Kabinet verstevigt toezicht op seksbranche
Als het aan het kabinet ligt, krijgen gemeenten binnenkort ruimere mogelijkheden om na te gaan of exploitanten van seksinstellingen zich wel houden aan de gemeentelijke vergunningsvoorwaarden.
In opdracht van staatssecretaris Van der Burg (Justitie) is daartoe de Wet gemeentelijk toezicht op seksbedrijven (Wgts) opgesteld, die later dit jaar bij de Tweede Kamer aanhangig wordt gemaakt.
De wettekst werd begin deze week openbaar gemaakt in het kader van de publieksconsultatie.
Bij de opheffing van het bordeelverbod in 2000 werd de Gemeentewet al zo gewijzigd dat colleges regels konden stellen aan de prostitutiebranche, onder meer door een weloverwogen vestigingsbeleid te voeren. Voor exploitanten konden voorwaarden worden opgesteld waaraan de bedrijfsvoering moest voldoen, zoals een verbod op het in dienst nemen van minderjarigen.
Gemeenten die actief op deze voorwaarden wilden handhaven, liepen echter al snel tegen beperkingen aan. De doodsteek kwam toen sekswerkers, exploitanten en de Autoriteit Persoonsgegevens zich in rechtszaken tegen gemeenten met succes beriepen op de privacywetgeving.
Zo eiste de gemeente Amsterdam dat exploitanten aan de hand van een intakegesprek moesten vaststellen dat een sekswerker voldoende zelfredzaam was. De gemeentelijke toezichthouder kreeg vervolgens de bevoegdheid die verslagen in te zien en te archiveren. De Raad van State keurde die werkwijze in 2018 in hoger beroep af.
In 2020 ging de burgemeester van Utrecht op de bon. In het kader van het gemeentelijk vergunningenbeleid moesten sekswerkers in de Domstad zich registreren en daarvoor verplicht een gesprek voeren bij de GGD. Het aanleggen van zo’n register, inclusief de gespreksverslagen, was volgens de hoogste bestuursrechter echter niet toegestaan aangezien de Gemeentewet daarvoor geen deugdelijke grondslag bood.
Het is de bedoeling dat de Wgts van Van der Burg alsnog in die grondslag gaat voorzien.

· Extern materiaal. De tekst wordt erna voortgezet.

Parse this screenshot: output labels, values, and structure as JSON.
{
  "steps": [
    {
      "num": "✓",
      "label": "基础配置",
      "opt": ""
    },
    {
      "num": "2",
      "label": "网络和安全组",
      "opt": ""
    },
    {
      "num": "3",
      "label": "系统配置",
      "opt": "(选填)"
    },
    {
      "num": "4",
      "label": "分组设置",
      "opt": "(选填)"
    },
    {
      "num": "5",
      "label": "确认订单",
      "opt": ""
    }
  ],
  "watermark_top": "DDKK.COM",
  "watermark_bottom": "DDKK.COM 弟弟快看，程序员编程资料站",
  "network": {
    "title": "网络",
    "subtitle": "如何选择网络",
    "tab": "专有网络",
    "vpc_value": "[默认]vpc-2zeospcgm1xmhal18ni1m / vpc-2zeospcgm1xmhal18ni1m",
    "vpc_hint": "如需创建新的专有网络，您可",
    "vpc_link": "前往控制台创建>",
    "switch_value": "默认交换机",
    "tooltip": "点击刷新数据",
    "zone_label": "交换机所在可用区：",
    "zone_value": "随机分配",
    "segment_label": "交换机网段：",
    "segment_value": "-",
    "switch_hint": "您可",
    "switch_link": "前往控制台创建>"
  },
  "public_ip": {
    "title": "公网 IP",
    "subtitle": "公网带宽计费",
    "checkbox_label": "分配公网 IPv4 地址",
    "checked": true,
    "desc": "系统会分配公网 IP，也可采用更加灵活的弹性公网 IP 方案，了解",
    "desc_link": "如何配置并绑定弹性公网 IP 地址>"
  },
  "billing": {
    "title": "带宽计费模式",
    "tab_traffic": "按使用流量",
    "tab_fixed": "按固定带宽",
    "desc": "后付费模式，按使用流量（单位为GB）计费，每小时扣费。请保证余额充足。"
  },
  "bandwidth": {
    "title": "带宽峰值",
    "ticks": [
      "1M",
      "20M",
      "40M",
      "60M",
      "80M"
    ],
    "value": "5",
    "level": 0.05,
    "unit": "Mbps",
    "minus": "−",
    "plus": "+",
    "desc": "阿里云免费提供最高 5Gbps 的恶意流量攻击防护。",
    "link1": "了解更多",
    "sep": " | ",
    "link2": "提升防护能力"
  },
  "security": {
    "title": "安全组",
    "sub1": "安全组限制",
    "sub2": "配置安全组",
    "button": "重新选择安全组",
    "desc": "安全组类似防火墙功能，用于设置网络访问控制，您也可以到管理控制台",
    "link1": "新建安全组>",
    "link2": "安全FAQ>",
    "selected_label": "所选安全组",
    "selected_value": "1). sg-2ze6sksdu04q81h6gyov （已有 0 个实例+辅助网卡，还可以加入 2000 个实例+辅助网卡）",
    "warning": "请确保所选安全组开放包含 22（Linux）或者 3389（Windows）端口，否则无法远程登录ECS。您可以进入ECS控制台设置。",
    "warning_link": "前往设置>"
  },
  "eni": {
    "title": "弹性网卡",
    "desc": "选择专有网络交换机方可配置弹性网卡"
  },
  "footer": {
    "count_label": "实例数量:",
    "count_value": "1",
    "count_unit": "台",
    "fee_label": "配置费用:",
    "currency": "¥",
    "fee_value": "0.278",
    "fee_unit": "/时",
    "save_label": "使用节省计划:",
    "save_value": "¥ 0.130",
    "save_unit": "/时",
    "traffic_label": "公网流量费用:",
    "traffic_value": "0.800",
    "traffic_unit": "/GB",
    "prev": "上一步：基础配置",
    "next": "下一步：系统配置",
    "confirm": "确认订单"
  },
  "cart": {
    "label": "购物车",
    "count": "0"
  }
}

De bewindsman benadrukt dat de nieuwe bevoegdheid van gemeenten uitdrukkelijk is bedoeld voor handhaving en toezicht op exploitanten, niet op individuele sekswerkers. Het staat gemeenten dus uitdrukkelijk niet vrij om dossiers van sekswerkers aan te leggen, waarschuwt hij. Uiterlijk vijf jaar na de laatste update moeten gemeenten hun persoonsgegevens vernietigen.
De landelijke vergunningplicht en een landelijk register voor sekswerkers werden in 2017 al aangekondigd in het regeerakkoord van Rutte III. Dat kabinet zou het landelijk beleid ten aanzien van het sekswerk gaan regelen in de Wet regulering sekswerk (Wrs). Die had echter de nodige voeten in de aarde en werd tijdens de formatie van Rutte IV op last van D66 nog eens aanzienlijk afgezwakt.
Omdat nog niet duidelijk is wanneer de Wrs eindelijk in werking kan treden, komt Van der Burg nu met de Wgts, die wat hem betreft dus de status heeft van interim-wet.